Wide Pay Range Listings May Deter Female Applicants

Pay range transparency laws that are intended to promote pay equity can inadvertently deter women from applying for those positions, thus perpetuating gender gaps in the workforce, according to research from the Cornell ILR School.

"Across our four studies, we consistently found that women show a stronger preference for jobs with narrower salary ranges compared to men, and that this preference is associated with less assertive negotiation behaviors. In other words, the way these laws are being implemented may be perpetuating the very pay gaps they were designed to close," said Alice Lee, assistant professor of organizational behavior.

Lee is the lead author of "The Implications of Pay Range Transparency on Job Application Preferences and Negotiations," published Feb. 16 in the Journal of Applied Psychology. Tae-Youn Park, director of research at Cornell's Institute for Compensation Studies, and Sungyong Chang, assistant professor of management and organizations at the Samuel Curtis Johnson Graduate School of Management, are co-authors.

As of 2025, a total of 15 U.S. states and Washington, D.C., have passed laws requiring employers to disclose salary ranges in job postings, and many employers outside those areas are following suit. The intent is to give workers better information and help close pay gaps across gender and race. However, these laws offer little guidance on how wide or narrow these ranges should be, and the range can shape job application decisions, according to Lee.

In addition, the research team found the pay range had subsequent effects on negotiation behaviors, as applicants who chose positions with narrower salary ranges consistently negotiated less assertively, and they were more satisfied with a midpoint salary offer. The applicants also said they were less likely to negotiate, and when they did, asked for less money.

"This matters because starting salaries have compounding consequences," Lee said. "Raises, bonuses and future opportunities are often tied to your initial salary, so a lower starting point doesn't just affect your first paycheck. It ripples through your career."

To investigate these patterns, the researchers conducted four studies, spanning archival data and experiments with both prospective and actual job seekers.

In their first study, the team analyzed a large archival dataset of nearly 10 million U.S. job postings to document the extent of pay-range variation and examine the relationship between range width and female representation in the workforce.

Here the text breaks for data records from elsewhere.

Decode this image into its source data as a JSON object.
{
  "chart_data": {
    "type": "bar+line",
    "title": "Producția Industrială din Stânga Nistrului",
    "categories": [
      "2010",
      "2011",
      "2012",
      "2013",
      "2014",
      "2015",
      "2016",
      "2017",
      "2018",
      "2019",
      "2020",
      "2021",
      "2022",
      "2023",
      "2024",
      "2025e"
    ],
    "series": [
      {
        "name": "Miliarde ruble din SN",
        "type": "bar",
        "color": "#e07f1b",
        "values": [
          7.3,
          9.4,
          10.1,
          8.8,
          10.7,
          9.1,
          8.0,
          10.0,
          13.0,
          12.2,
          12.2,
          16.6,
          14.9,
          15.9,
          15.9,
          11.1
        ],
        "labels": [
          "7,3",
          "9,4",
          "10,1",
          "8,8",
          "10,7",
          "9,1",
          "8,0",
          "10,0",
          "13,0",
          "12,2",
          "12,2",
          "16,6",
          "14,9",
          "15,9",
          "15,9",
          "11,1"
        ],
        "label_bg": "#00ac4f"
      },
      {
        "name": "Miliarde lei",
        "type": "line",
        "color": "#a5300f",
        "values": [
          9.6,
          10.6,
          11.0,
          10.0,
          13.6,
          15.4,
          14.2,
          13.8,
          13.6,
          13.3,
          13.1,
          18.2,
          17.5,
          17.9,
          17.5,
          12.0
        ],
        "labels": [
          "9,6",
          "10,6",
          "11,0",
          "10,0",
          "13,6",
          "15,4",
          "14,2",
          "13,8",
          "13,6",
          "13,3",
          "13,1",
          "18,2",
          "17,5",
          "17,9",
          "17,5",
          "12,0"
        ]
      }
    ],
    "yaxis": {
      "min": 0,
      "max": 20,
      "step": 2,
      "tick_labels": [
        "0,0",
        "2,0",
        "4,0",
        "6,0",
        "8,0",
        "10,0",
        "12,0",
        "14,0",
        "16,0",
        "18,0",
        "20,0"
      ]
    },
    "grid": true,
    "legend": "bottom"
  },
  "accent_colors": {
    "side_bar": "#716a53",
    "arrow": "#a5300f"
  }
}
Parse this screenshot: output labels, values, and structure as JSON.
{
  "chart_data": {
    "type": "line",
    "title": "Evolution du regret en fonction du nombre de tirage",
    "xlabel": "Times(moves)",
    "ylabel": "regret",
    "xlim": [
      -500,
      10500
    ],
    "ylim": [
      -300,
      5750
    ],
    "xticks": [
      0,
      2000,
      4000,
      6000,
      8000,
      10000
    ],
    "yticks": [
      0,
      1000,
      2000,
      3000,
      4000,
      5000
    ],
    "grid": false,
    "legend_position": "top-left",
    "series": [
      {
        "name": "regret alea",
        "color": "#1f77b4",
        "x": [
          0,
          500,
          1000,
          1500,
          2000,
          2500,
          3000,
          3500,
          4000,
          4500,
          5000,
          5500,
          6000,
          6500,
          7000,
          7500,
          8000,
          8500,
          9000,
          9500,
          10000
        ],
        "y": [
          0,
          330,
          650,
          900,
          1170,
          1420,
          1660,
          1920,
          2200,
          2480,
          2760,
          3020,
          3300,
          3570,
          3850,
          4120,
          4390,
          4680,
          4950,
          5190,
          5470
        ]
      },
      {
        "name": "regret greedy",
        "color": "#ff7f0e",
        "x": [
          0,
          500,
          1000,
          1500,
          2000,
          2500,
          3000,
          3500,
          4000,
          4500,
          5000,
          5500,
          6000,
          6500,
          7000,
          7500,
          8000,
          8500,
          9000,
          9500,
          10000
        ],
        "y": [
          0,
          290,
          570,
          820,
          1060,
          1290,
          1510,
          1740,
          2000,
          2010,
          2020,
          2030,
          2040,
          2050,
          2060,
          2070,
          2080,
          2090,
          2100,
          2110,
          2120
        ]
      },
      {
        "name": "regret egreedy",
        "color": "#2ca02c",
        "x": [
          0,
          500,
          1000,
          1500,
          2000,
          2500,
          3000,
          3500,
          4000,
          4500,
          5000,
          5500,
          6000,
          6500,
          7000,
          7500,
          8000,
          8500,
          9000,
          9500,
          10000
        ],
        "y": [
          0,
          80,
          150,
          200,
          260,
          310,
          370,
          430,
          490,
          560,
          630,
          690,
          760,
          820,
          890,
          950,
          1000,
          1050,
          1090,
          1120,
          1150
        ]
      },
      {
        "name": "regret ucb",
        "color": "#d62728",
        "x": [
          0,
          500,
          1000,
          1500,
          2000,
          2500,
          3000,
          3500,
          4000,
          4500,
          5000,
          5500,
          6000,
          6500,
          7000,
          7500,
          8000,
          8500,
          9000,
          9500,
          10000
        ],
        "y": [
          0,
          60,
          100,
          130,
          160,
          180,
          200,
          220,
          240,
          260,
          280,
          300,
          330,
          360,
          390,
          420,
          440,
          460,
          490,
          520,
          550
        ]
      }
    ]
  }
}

In the second study, they recruited upper-level undergraduates about to enter the labor market to test whether gender differences in pay-range preferences emerged among prospective job seekers and whether risk preference could explain the pattern.

In the third study, the researchers conducted a field experiment in which actual job-seekers made real application decisions for a genuine job posting with different pay range disclosures.

In the fourth study, the researchers introduced an experimental intervention that explicitly clarified the typical starting salary and the process by which final offers are determined, testing whether reducing uncertainty would affect application decisions and negotiation behaviors.

The results of the fourth study suggest a concrete way companies can address this issue.

"We found that when job ads included some additional context about the typical starting salary and how final offers are determined, it mitigated women's stronger preference for narrower pay ranges," Lee said. "When that information was provided, we no longer observed the gender gap in application decisions, and it also eliminated the gap in negotiation behaviors.

"Pay transparency laws represent meaningful progress, but transparency alone isn't enough," she said. "How employers present pay information matters just as much as whether they disclose it."

Julie Greco is the communications director for the School of Industrial and Labor Relations.